Since America’s housing bubble popped in 2007, Canada’s house prices have risen an astounding 22 percent. That has to be the definition of insanity—piling into the very investment that made your neighbor and most important economic partner virtually collapse.
But perhaps the biggest sign of a Canadian housing bubble is debt! Rising debt is the gas that fuels all bubbles. The average debt burden of Canadian families stands at a remarkable 153 percent of disposable income—and growing. It was only 150 percent three months ago. Canadians are now one of the most indebted people in the developed world, and just about as indebted as Americans before their bubble burst.
Based on this measure, the Economist figures the Canadian market is overvalued by over 70 percent. Even U.S. bubble epicenter Los Vegas has only seen house prices fall by 60 percent.
Last month, Merrill Lynch called Canada’s housing market overvalued, oversupplied and driven by speculation.
And in a report released last week, cibc argued that the people least likely to be able to afford new mortgages are the ones taking on new debt. One third of debtors hold about 75 percent of all personal debt. And who is this one third? According to cibc, it is boomers nearing retirement and those already burdened by high debt.

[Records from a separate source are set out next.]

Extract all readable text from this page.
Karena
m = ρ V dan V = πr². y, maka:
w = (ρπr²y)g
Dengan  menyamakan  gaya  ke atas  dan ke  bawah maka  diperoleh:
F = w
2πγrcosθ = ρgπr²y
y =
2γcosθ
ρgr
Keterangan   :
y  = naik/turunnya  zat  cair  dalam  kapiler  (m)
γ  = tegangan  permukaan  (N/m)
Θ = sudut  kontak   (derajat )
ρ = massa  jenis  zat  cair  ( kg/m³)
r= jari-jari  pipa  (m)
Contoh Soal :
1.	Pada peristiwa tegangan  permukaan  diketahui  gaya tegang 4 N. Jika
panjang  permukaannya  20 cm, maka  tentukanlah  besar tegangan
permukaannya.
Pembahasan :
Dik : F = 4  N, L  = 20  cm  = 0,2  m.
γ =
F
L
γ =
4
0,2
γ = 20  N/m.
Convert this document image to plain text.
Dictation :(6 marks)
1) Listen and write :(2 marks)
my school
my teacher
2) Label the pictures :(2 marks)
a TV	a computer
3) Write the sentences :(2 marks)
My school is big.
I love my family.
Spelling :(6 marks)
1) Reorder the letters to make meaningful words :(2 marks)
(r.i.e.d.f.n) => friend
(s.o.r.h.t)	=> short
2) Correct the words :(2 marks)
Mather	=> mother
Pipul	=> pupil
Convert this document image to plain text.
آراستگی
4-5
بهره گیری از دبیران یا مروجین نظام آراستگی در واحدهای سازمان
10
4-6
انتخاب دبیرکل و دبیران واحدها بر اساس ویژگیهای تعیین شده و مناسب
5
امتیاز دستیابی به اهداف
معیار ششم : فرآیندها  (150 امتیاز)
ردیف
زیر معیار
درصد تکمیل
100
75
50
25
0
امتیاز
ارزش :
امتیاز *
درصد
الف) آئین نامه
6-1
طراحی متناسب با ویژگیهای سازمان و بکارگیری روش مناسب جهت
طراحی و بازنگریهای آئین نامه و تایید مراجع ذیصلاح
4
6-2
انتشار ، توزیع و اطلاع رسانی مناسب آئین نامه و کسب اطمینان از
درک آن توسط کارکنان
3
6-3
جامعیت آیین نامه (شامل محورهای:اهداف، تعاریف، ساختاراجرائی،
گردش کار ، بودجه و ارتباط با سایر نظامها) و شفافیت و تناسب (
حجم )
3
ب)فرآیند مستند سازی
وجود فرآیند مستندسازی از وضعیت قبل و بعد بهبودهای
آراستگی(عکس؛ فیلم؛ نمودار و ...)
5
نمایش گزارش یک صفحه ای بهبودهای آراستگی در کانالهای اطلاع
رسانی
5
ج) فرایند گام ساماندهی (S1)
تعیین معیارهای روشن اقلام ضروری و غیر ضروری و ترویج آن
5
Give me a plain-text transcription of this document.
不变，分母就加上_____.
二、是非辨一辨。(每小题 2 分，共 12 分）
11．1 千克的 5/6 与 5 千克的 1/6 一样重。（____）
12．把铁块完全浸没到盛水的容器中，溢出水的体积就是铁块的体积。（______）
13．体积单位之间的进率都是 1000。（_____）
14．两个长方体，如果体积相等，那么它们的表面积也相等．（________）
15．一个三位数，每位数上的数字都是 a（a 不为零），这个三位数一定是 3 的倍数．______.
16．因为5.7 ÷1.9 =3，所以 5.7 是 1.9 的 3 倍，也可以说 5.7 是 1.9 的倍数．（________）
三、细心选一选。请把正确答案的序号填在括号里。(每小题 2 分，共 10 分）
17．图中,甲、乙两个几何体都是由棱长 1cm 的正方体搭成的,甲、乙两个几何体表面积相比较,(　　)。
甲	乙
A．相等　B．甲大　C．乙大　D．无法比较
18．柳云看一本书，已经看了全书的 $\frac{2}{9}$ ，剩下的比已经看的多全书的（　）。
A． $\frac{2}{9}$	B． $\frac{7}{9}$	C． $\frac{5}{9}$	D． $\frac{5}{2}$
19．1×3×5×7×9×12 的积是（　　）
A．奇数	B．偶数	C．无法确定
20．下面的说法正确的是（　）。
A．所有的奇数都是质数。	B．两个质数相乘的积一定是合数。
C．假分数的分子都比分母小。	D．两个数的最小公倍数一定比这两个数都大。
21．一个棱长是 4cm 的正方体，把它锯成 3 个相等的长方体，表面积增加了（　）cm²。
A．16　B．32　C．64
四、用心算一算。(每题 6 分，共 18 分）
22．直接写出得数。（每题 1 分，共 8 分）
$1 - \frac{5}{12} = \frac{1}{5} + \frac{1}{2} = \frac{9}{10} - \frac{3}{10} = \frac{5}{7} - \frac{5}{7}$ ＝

Canada’s bubble is getting close to bursting, and when it does, expect a massive economic implosion. Unemployment will soar, banks will fail or ask for bailouts, and the dollar will plunge in value. Millions of Canadians will be left paying a fixed mortgage on a rapidly depreciating asset that will destroy their financial lives.
Five years following the popping of America’s housing bubble, Canadians may be about to wish they had learned a lesson. Get your ear plugs ready.